Read more about the positive impact that we’re having across the public sector through our success story with The National Library of Scotland.

 

Overview

The National Library of Scotland engaged with the Scottish Digital Academy (SDA) following ongoing challenges they were facing around the management of their digital projects. They were experiencing substantial delays to their project delivery whilst using the standard waterfall method, where work was being passed between departments and collaboration was limited. At the time, The National Library of Scotland were working in functional teams so the ability to collaborate and innovate together was hampered by a lack of knowledge of other roles. This meant that carrying out user research on our products and services was done at the end of the development process, which made it difficult to retrospectively iterate to meet users’ needs.

 

Approach

After reading Jeff Sutherland’s Scrum book and studying Government Digital Service’s (GDS) service standard to learn about agile for public services, we contacted the SDA to arrange training for our project team and senior leaders as we weren’t yet clear on how to start applying agile. Following this, the SDA delivered a programme of post-course consultancy which was excellent and helped contextualise what we’d been learning so far. Over two days, the SDA Agile Coach trained our project team in the theory of agile and scrum and then we jumped right in to practising and applying scrum to our project with guidance and support from the coach.

 

Results

“By working in a cross-functional, collaborative, supported and focussed way, our team came to have a common understanding of the issues we faced, and collectively developed solutions. We trusted each other, appreciated our different points of view and areas of expertise. We became brave and confident and having learned techniques for making continuous improvement and adaptation, we were no longer afraid of failure. Engaging with users throughout our project gave us insights into to how to develop a service that was relevant and useful from the outset. This was perhaps the most extraordinary lesson for us and the transparency and visibility of our work was a highlight, as our colleagues could actually see what we were doing and the progress we were making. Normally it is not clear in a project.
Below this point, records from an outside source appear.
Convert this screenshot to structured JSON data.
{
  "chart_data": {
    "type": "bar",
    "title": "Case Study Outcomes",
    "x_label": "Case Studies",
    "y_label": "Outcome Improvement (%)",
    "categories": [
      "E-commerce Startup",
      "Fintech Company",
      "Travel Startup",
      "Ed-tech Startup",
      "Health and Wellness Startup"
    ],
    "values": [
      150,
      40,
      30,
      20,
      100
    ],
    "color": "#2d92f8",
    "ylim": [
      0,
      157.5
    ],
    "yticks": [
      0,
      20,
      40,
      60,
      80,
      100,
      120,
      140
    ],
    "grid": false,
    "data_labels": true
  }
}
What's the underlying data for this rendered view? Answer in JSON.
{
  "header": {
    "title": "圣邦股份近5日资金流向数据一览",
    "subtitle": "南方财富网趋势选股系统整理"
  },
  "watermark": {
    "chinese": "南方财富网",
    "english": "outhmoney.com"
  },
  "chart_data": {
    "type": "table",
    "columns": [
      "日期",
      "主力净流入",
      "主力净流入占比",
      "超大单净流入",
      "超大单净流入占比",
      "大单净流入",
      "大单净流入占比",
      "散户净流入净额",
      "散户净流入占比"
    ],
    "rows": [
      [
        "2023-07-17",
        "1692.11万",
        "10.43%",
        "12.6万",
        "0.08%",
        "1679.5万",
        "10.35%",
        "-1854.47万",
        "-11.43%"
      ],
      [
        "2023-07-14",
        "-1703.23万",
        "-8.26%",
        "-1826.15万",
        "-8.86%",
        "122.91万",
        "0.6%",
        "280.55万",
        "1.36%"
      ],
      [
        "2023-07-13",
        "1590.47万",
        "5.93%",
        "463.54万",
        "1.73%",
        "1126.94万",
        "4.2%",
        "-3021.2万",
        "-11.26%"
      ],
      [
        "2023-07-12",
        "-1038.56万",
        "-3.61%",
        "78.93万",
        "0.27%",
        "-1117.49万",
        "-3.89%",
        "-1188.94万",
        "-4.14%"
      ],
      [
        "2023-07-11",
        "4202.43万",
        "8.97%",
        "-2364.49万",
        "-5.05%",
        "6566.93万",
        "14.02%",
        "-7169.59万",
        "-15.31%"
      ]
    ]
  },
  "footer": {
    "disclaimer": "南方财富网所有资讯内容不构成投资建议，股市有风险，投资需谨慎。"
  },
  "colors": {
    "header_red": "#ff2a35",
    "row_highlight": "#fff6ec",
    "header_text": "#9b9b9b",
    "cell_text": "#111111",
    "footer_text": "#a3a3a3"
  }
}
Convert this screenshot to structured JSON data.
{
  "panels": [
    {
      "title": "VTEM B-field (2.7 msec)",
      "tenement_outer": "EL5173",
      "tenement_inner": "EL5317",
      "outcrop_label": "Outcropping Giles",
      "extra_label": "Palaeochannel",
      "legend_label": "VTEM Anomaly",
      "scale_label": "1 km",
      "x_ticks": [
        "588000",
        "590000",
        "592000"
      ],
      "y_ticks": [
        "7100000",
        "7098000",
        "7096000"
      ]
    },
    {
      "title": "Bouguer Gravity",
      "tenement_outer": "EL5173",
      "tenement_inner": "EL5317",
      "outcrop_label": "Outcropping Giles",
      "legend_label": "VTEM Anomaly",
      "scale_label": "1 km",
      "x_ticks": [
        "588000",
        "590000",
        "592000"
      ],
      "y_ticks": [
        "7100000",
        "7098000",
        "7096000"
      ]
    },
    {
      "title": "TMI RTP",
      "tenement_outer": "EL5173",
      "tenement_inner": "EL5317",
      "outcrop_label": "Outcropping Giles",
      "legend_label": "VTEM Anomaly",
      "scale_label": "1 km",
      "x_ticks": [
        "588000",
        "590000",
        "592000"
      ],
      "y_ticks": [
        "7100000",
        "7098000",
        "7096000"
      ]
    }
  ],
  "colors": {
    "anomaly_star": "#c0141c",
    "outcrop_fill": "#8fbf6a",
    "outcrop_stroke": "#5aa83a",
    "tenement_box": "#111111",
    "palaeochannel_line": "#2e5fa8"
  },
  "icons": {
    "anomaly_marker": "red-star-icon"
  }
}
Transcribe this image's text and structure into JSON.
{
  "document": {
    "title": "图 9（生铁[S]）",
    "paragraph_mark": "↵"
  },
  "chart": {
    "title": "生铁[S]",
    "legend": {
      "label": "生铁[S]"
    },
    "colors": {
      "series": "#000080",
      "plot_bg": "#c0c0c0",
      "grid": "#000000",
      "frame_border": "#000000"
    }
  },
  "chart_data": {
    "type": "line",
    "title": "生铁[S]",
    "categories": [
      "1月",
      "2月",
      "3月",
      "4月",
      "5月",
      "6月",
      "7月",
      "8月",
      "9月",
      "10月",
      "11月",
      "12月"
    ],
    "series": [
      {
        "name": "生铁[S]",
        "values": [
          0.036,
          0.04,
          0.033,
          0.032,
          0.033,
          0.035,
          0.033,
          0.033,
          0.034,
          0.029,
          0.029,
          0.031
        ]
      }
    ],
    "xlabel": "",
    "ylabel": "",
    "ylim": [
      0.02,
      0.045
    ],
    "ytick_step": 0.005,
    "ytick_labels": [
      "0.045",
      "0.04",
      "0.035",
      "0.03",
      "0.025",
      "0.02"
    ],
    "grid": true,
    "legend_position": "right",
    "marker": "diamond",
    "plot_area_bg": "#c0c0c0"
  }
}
As well as the coaching in scrum, the SDA coach was able to teach us other methodologies, approaches and tools that we could use when designing services. This was an added bonus and really helped us too.”

Gill Hamilton, Digital Access Manager

 

“From our training and coaching we have decided that agile is a useful project management practice and we are actively adopting it. We plan to use an agile approach in the development of a key business systems to manage The National Library of Scotland’s digital assets, and a [digital] media centre. New job roles are being created within The National Library of Scotland to support agile ways of working, and through the training from the Scottish Digital Academy, the need for these roles is understood by the leadership team.”